The strong words shocked Guillaume and his friends, however, the manner in which Léo concluded her article was irreproachable:

“We have just begun to understand that true unity does not consist in the absorption of all into one, that strange equation, that fatal delusion which has mystified humanity for so many centuries! And if asked how else to establish unity, most of us would hesitate to answer, because it is not only a matter of finding new means but of changing the ideal itself. – The new unity is not uniformity, but its opposite, which consists in expanding all initiatives, all freedoms, all conceptions, bound only by the fact of a common nature that gives them a common interest, upon which – on their own, and by different routes, however winding they may be – free forces converge. This is natural and universal harmony in place of the narrowness, the vicious unfairness of the personal plan. It is this autonomy of the citizen, achieved through the autonomy of the primary social group, the commune, that France has just tentatively sketched out with a hand wounded by the sword of despotic unity.

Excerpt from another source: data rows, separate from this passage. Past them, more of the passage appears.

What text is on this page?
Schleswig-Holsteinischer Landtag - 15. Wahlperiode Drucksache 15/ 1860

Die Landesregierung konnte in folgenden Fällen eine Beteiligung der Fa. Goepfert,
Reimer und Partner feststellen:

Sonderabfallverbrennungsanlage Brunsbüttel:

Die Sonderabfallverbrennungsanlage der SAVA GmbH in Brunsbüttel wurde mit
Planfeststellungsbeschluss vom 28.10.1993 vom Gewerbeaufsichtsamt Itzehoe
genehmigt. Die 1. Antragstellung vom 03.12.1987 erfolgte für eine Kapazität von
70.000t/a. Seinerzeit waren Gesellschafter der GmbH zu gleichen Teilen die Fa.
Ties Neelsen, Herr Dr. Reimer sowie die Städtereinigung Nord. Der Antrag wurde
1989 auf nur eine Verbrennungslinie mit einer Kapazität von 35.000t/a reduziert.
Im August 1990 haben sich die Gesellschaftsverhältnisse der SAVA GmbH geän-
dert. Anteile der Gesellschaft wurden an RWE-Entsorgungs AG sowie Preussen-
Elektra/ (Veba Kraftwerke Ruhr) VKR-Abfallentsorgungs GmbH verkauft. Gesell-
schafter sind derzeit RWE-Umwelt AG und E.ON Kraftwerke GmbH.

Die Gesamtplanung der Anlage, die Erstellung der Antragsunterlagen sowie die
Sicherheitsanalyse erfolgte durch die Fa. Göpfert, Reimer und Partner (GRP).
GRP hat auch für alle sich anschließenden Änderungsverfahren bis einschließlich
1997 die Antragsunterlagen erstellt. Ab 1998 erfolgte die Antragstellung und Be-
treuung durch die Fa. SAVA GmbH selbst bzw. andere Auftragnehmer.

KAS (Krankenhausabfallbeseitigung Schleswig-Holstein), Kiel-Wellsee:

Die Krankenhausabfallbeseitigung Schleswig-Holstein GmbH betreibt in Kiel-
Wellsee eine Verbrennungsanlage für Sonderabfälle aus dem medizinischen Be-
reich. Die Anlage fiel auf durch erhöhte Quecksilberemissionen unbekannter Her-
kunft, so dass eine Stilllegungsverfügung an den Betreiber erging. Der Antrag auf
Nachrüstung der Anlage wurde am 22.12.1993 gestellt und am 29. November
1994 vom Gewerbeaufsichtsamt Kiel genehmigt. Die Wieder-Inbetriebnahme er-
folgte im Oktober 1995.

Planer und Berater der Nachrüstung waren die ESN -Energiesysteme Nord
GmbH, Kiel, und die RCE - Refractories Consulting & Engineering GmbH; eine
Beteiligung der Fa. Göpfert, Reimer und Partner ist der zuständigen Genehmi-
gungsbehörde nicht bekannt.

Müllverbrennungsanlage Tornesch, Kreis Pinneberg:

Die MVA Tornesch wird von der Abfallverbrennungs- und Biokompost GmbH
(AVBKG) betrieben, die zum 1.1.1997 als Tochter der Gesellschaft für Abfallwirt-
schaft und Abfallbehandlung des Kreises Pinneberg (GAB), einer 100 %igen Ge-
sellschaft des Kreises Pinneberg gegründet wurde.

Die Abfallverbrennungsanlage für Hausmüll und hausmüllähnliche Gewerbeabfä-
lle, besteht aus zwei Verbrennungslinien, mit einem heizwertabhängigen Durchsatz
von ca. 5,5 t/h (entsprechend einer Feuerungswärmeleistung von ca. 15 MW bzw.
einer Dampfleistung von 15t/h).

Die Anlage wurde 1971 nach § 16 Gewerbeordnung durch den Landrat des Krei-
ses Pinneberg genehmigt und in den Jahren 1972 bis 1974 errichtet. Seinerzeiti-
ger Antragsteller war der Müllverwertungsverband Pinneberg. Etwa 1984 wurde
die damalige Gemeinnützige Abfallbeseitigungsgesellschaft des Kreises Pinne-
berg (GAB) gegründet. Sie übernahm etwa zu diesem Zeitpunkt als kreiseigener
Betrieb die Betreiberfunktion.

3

This is the second act of the great Revolution that is beginning, the realisation after the revelation, the performance after the promise. And the International Association, a natural agent for this task, would, following these mad and narrow minds, repeat the experiments that were made, and made so badly, between 1802 and 1871! This cannot be. Let all the old world’s politics go that way; socialism has nothing to do with it, for it must take the opposite path, that of the freedom of all in equality.”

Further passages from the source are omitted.